Blog software updates

Date: 2024-02-11 03:30
Tags: blog-software

I've redesigned the blog software. The previous version read blog entries from a directory. The new version reads them from a memory-mapped database file which is updated by a separate process.

The previous version tried to do everything in the one C process. Although writing in C is theoretically great for performance, it's not a convenient language for text processing, and the text processing doesn't need great performance. At startup time it processes the directory full of blog entries to extract the main text and metadata. At request time it mostly just needs to concatenate some of those text strings into the socket buffer. 150 lines of C code removed.

C code: 700 lines approx (-150 lines)
Python code: +300 lines approx

I wondered if having all data in memory was faster than reading it from a file each time, so I did a stress-test on both the old and new code with Locust from the same server machine. In both cases it reported around 1030 requests/sec including 1.4 errors/sec. The nginx log showed the error to be a failure to connect to the backend process because the socket accept queue was full; after increasing it, the throughput is the same but without any errors.

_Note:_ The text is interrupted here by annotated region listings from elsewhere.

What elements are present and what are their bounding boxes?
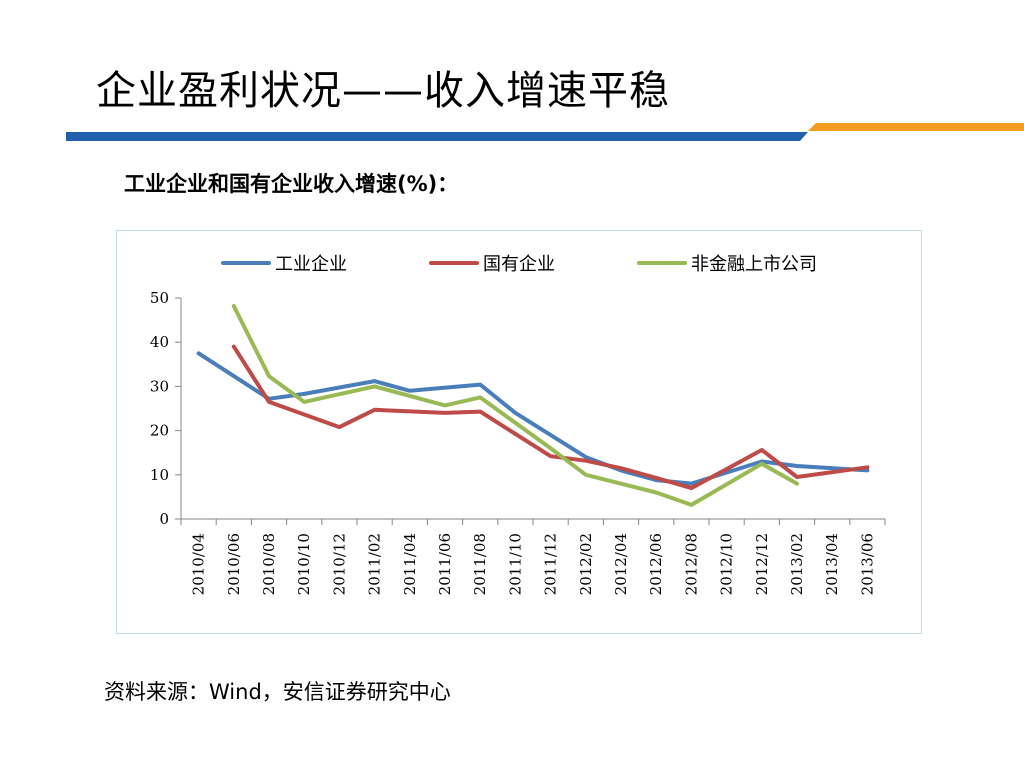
series-line-2 [231, 344, 870, 491]
x-tick-label: 2013/06 [858, 533, 876, 595]
x-tick-label: 2010/10 [295, 533, 313, 595]
x-tick-label: 2011/02 [366, 533, 384, 595]
legend-label-1: 工业企业 [275, 254, 347, 275]
slide-title: 企业盈利状况——收入增速平稳 [96, 68, 670, 114]
x-tick-label: 2012/02 [577, 533, 595, 595]
x-tick-label: 2013/04 [823, 533, 841, 595]
title-rule-orange [808, 123, 1024, 131]
legend-label-2: 国有企业 [483, 254, 555, 275]
x-tick-label: 2012/08 [682, 533, 700, 595]
x-tick-label: 2011/08 [471, 533, 489, 595]
chart-caption: 工业企业和国有企业收入增速(%)： [124, 172, 459, 196]
y-tick-label: 50 [150, 289, 169, 307]
y-tick-label: 20 [150, 422, 169, 440]
chart-frame: 0 10 20 30 40 50 2010/04 2010/06 2010/08 2010/10 2… [116, 230, 922, 634]
x-tick-label: 2012/04 [612, 533, 630, 595]
series-line-3 [231, 304, 799, 507]
x-tick-label: 2010/12 [330, 533, 348, 595]
y-tick-label: 0 [159, 510, 169, 528]
x-tick-label: 2012/10 [718, 533, 736, 595]
x-tick-label: 2010/06 [225, 533, 243, 595]
y-tick-label: 10 [150, 466, 169, 484]
x-tick-label: 2010/04 [190, 533, 208, 595]
x-tick-label: 2013/02 [788, 533, 806, 595]
x-tick-label: 2010/08 [260, 533, 278, 595]
x-tick-label: 2012/12 [753, 533, 771, 595]
title-rule [66, 123, 1024, 141]
x-tick-label: 2012/06 [647, 533, 665, 595]
x-tick-label: 2011/10 [506, 533, 524, 595]
x-tick-label: 2011/06 [436, 533, 454, 595]
x-tick-label: 2011/04 [401, 533, 419, 595]
line-chart: 0 10 20 30 40 50 2010/04 2010/06 2010/08 2010/10 2… [150, 254, 886, 595]
y-tick-label: 30 [150, 377, 169, 395]
series-line-1 [196, 351, 870, 486]
title-rule-blue [66, 132, 808, 141]
x-tick-label: 2011/12 [542, 533, 560, 595]
legend-label-3: 非金融上市公司 [691, 254, 817, 275]
source-note: 资料来源：Wind，安信证券研究中心 [104, 680, 451, 704]
y-tick-label: 40 [150, 333, 169, 351]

1000 requests/sec is obviously plenty for a blog nobody cares about and for Hetzner's cheapest VPS, but it should be possible to achieve a better high score — especially as the load testing tool used the majority of the server's CPU. The only error occurring on the server during the stress test is 502 Bad Gateway, resulting from nginx failing to connect to the backend process because the socket listen queue is full. After increasing it from 10 to 30, the request rate is about the same but without any error responses. I suppose the bottleneck is still something about the SCGI interface, or it's being masked by Locust using all the CPU. Maybe next time I'll try writing an in-process nginx module.

Since all data is loaded from a memory-mapped blob, there's a real risk of read-only buffer overruns. No matter, since all data in the blob is public. In fact, no private information is found anywhere in the blog program's address space — not even SSL keys, since SSL termination is handled by nginx — not even the previous request's cookies, since the request buffer is zeroed between requests.